Koh Tao accused appeal directly to UK
published : 22 Nov 2014 at 15:01
The Myanmar nationals accused of killing two British backpackers have appealed directly to the victims' families and British authorities for help in clearing their names.
Zaw Lin and Wai Phyo — the latter was previously and incorrectly named by authorities as Win Zaw Htun — made the appeal in a letter handed to Peter Walker, a correspondent for The Guardian, during their most recent court appearance in Koh Samui this week.
The two young migrant workers are facing possible death sentences for the slaying of British backpackers Hannah Witheridge and David Miller on the southern island of Koh Tao on Sept 15. They are also charged with raping Witheridge.
The men initially confessed to the crimes but later retracted their confessions, saying they had been tortured and threatened with death by their interrogators.
They reiterated that they were not involved and asked UK authorities to share with their lawyers the results of a UK Metropolitan Police review of the Thai investigation.
Zaw Lin and Wai Phyo were arrested on Oct 2, 17 days after the murders occurred, after an investigation that had drawn widespread criticism. The original crime scene was compromised, and several theories advanced and discarded by different officers in the first few days, when no one appeared to be properly in charge.
Thai police say they have DNA evidence linking the two young men from western Rakhine State to the crime, but that too has been questioned because of the haste with which the test was completed.
In an interview with The Guardian correspondent in the Samui courtroom, the accused described their shock at being accused, and their concerns for their parents in Myanmar, who were reliant on the men's earnings from their bar jobs on Koh Tao.
The pair passed the Guardian correspondent an open letter addressed to the victims' parents.
Handwritten in Burmese, and with their names signed in English, it reads: “We are really distraught about the loss of your children, and we share your grief. But we want to stress to you that we didn’t do anything wrong, and this crime was nothing to do with us.
“In order that the truth can be revealed, we want to ask for help from all of you to ensure that we get access to information that the British government has. We would like this information to be shared with our lawyers so the truth can come out. We really want to express our thanks for your help.”
A month after the murders, the Foreign Office in London took the rare step of summoning a Thai diplomat to express its concern about the way the investigation had been handled.
A Metropolitan Police team flew to Thailand to review the case but its report has yet to be completed, the Foreign Office said this week.
During a break in Wednesday's court hearing, the accused spoke to The Guardian through a translator.
“I felt very scared when we were arrested, and also very shy that all these people were looking at me," said Wai Phyo. "I didn’t know what was happening.
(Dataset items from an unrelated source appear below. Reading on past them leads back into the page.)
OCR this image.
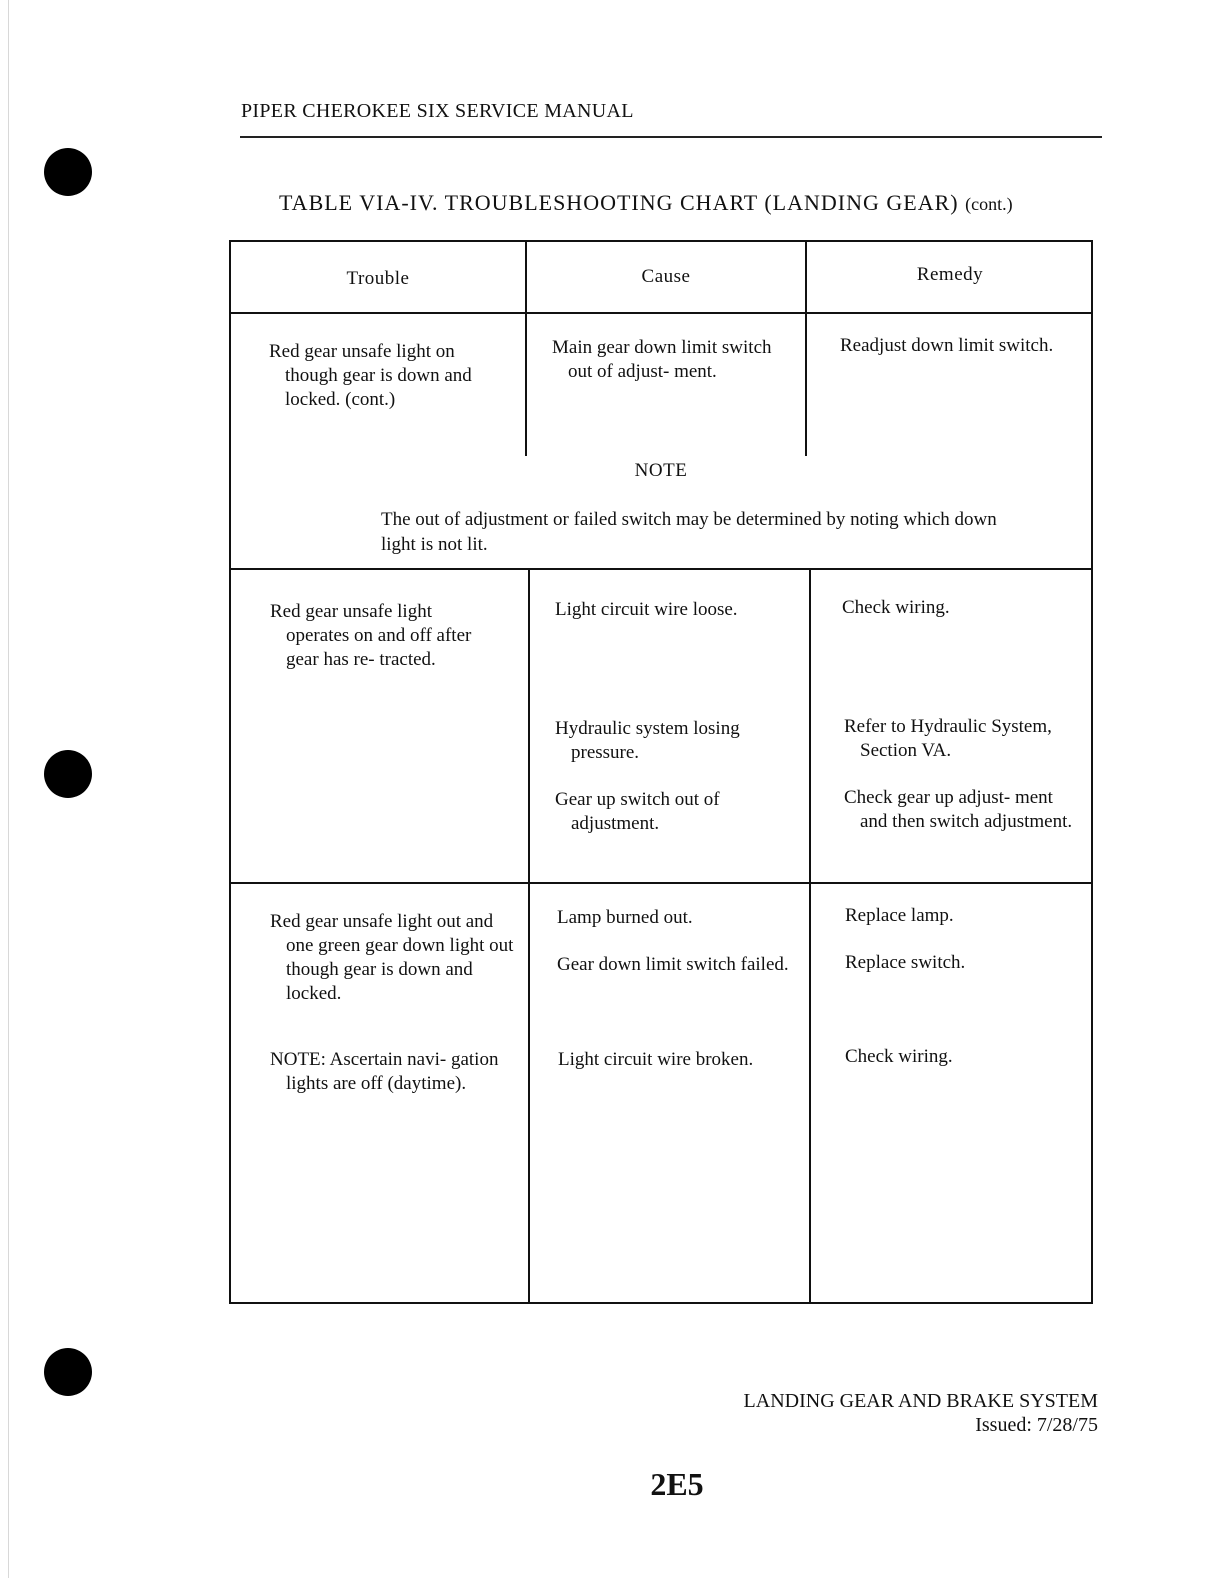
PIPER CHEROKEE SIX SERVICE MANUAL
TABLE VIA-IV. TROUBLESHOOTING CHART (LANDING GEAR) (cont.)
Trouble	Cause	Remedy
Red gear unsafe light on though gear is down and locked. (cont.)
Main gear down limit switch out of adjust- ment.
Readjust down limit switch.
NOTE
The out of adjustment or failed switch may be determined by noting which down light is not lit.
Red gear unsafe light operates on and off after gear has re- tracted.
Light circuit wire loose.
Hydraulic system losing pressure.
Gear up switch out of adjustment.
Check wiring.
Refer to Hydraulic System, Section VA.
Check gear up adjust- ment and then switch adjustment.
Red gear unsafe light out and one green gear down light out though gear is down and locked.
NOTE: Ascertain navi- gation lights are off (daytime).
Lamp burned out.
Gear down limit switch failed.
Light circuit wire broken.
Replace lamp.
Replace switch.
Check wiring.
LANDING GEAR AND BRAKE SYSTEM
Issued: 7/28/75
2E5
I am not a bad person. I’m a good person.”
Zaw Lin said he was worried about his family in Myanmar: “My father has died and I was providing for my mother. I’m just really worried about her now. Now we just want to go back to [Myanmar]. We don’t want to work here any more. I don’t care about being poor, I just want to be at home with my family.”
The pair said that on the night of the murder they had been drinking heavily and playing guitar on the beach, and by late evening were “so drunk we couldn’t walk properly”. They both said they had no idea who carried out the crime.
The accused remain in prison while police continue to compile a report for prosecutors, who said the original 300-page report lacked sufficient details to support a prosecution.
The men can be detained for a maximum of 84 days, meaning they must be bound over for trial or released by Christmas.